Linda arrived back in Mazatlan for a quick stop to take a look at the shining new engine in its crate on the dock, pick up papers for her taxes, and head to San Diego to celebrate son Davids 24th birthday. I was to follow her a week later. Just before traveling to San Diego, Bob and I lowered the new engine into the engine room. Two things became quickly apparent: (1) the new one was a few inches taller than the old one, making access to the rear of the engine totally impossible (with the old engine I jokingly said I had to exhale to slither in to check the transmission fluid or do any adjustments), and (2) the new engine beds I so carefully built with daily directions from the mechanic appeared to be too high for the back of the engine. Glitch #2: Technically the engine did fit but I couldnt get in to service it! Upon returning from SD we pulled the engine out and placed it back on the dock until we could come up with a creative solutionwhich is to cut out the galley counter top and sink that sits above the engine and hinge it so it can be lifted up, giving me the access I need. That work is currently underway and were hoping to get it completed by early next week. The mechanic will modify the engine struts so luckily the engine beds will not need to be changed.

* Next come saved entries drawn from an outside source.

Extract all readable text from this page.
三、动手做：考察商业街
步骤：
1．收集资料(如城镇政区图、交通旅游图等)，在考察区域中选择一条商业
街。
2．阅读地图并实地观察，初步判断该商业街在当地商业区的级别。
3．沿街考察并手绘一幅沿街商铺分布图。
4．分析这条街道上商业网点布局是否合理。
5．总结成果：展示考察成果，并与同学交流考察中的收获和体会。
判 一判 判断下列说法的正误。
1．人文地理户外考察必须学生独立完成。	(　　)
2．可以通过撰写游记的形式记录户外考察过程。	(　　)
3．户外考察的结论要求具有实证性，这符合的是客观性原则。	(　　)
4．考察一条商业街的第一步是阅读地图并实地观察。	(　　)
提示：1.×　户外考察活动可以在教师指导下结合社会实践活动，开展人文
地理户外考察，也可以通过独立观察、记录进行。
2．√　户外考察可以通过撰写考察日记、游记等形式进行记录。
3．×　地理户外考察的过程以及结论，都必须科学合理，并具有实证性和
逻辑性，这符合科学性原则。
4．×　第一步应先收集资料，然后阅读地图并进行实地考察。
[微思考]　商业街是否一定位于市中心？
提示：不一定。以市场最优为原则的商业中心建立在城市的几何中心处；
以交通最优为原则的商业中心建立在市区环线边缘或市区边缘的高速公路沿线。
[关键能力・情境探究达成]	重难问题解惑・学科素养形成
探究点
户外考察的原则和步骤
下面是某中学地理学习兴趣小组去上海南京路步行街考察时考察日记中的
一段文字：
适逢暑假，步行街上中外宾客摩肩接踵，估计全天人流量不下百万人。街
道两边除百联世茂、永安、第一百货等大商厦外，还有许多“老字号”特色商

We just bought a window air conditioner for the midship hatch of the boat a very chilling thought, both literally and figuratively. Literally, the summer heat switch really flipped on here while we were in San Diego - the temperature increased by 6-8 degrees to mid-afternoons in the high 80s and the humidity went up by 20-30% (to 85% in the mornings). each climbing a little every day. Figuratively, committing to an air conditioner means accepting that we may indeed be stuck in Mazatlan for the whole hot and steamy summer until the boat yard opens (??). We didnt want to delay buying one too long on the hope that we would be leaving soon because these small air conditioners tend to disappear fast in the stores with the approaching heat.
Even with the unfolding saga, we remain optimistic that we can resume cruising for the summer. We could get everything installed and working by mid July and attempt a trip up to the Sea of Cortez before we get too far into the hurricane season (which has just begun). Its been blowing out of the south for the past 3-4 weeks and we could still jump on a southerly and hustle up to the Baja side so we could be close to a couple of hurricane holes and just hang out in the Sea for the summer.